In other words, procrastination, the guilty feelings about failing to do what we intended to do, arise from poor judgment, poor self-control, and a failure to face squarely our own problems. In spiritual terms, we could say there is a lack of discernment, asceticism, and courage.
When we are tired, we become less aware of ourselves and what we are doing. When we are anxious, we are too worried about the future to be concerned with controlling ourselves in the present. When we are depressed, we are often so wrapped up in our past failures that present goals, such as self-control, seem pointless.

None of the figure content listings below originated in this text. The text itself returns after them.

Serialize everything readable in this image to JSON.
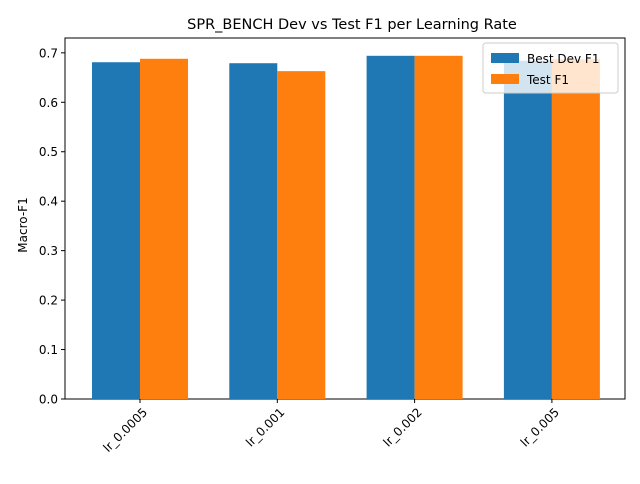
{
  "chart_data": {
    "type": "bar",
    "title": "SPR_BENCH Dev vs Test F1 per Learning Rate",
    "xlabel": "",
    "ylabel": "Macro-F1",
    "categories": [
      "lr_0.0005",
      "lr_0.001",
      "lr_0.002",
      "lr_0.005"
    ],
    "series": [
      {
        "name": "Best Dev F1",
        "color": "#1f77b4",
        "values": [
          0.681,
          0.679,
          0.694,
          0.684
        ]
      },
      {
        "name": "Test F1",
        "color": "#ff7f0e",
        "values": [
          0.688,
          0.663,
          0.694,
          0.687
        ]
      }
    ],
    "ylim": [
      0,
      0.73
    ],
    "yticks": [
      "0.0",
      "0.1",
      "0.2",
      "0.3",
      "0.4",
      "0.5",
      "0.6",
      "0.7"
    ],
    "grid": false,
    "legend_position": "top-right",
    "xtick_rotation": 45
  }
}
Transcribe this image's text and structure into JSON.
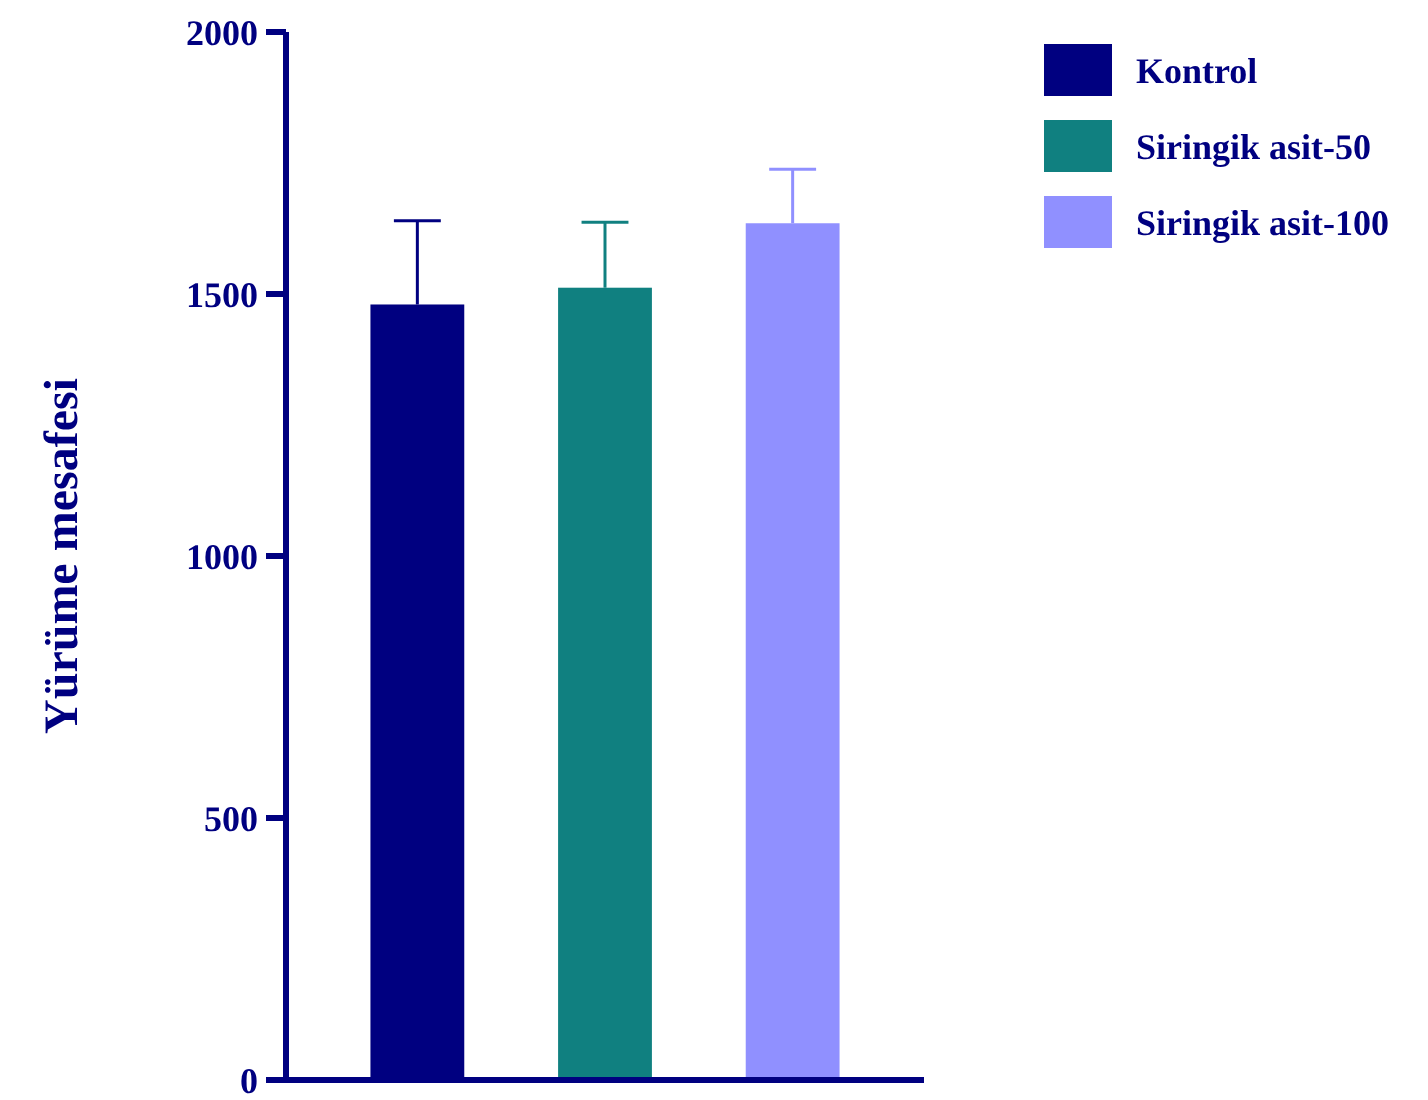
{
  "chart_data": {
    "type": "bar",
    "ylabel": "Yürüme mesafesi",
    "categories": [
      null
    ],
    "series": [
      {
        "name": "Kontrol",
        "color": "#000080",
        "values": [
          1480
        ],
        "errors": [
          [
            1480,
            1640
          ]
        ]
      },
      {
        "name": "Siringik asit-50",
        "color": "#108080",
        "values": [
          1512
        ],
        "errors": [
          [
            1512,
            1637
          ]
        ]
      },
      {
        "name": "Siringik asit-100",
        "color": "#9090ff",
        "values": [
          1635
        ],
        "errors": [
          [
            1635,
            1738
          ]
        ]
      }
    ],
    "ylim": [
      0,
      2000
    ],
    "yticks": [
      0,
      500,
      1000,
      1500,
      2000
    ],
    "grid": false,
    "legend": "top right",
    "tick_labels": "y"
  }
}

"Put simply, impulsivity, that quintessentially corrupted power of choice, is related to sin, to missing the mark. The remembrance of irrational pleasure (παρὰ λόγον ἡδονή) and the pursuit of irrational pleasure, however, always bring the pain of regret that those who are impulsive know so well."
This God-bestowed gift of patience is required to no longer be subject to the impulsive desires swirling in our hearts. Patience affords us the opportunity to break out of the gratification-filled desires of the present and reflect upon both similar past actions and the future consequences of potential impulsive acts. In that sacred space created by holy patience, we can find another luminous path leading not to the object of our impulse, but to Christ Himself.
In our ever-changing, fast-paced contemporary world that rewards Type-A aggressive behavior and a results-oriented lifestyle, impulsivity can become our default mode for interacting with the world. This “ready-fire-aim” approach to life can be framed as quick reflexes and speedy adaptation needed for success and getting ahead. Of course, if one’s gut reactions are wrong, that same approach can be one’s ruin.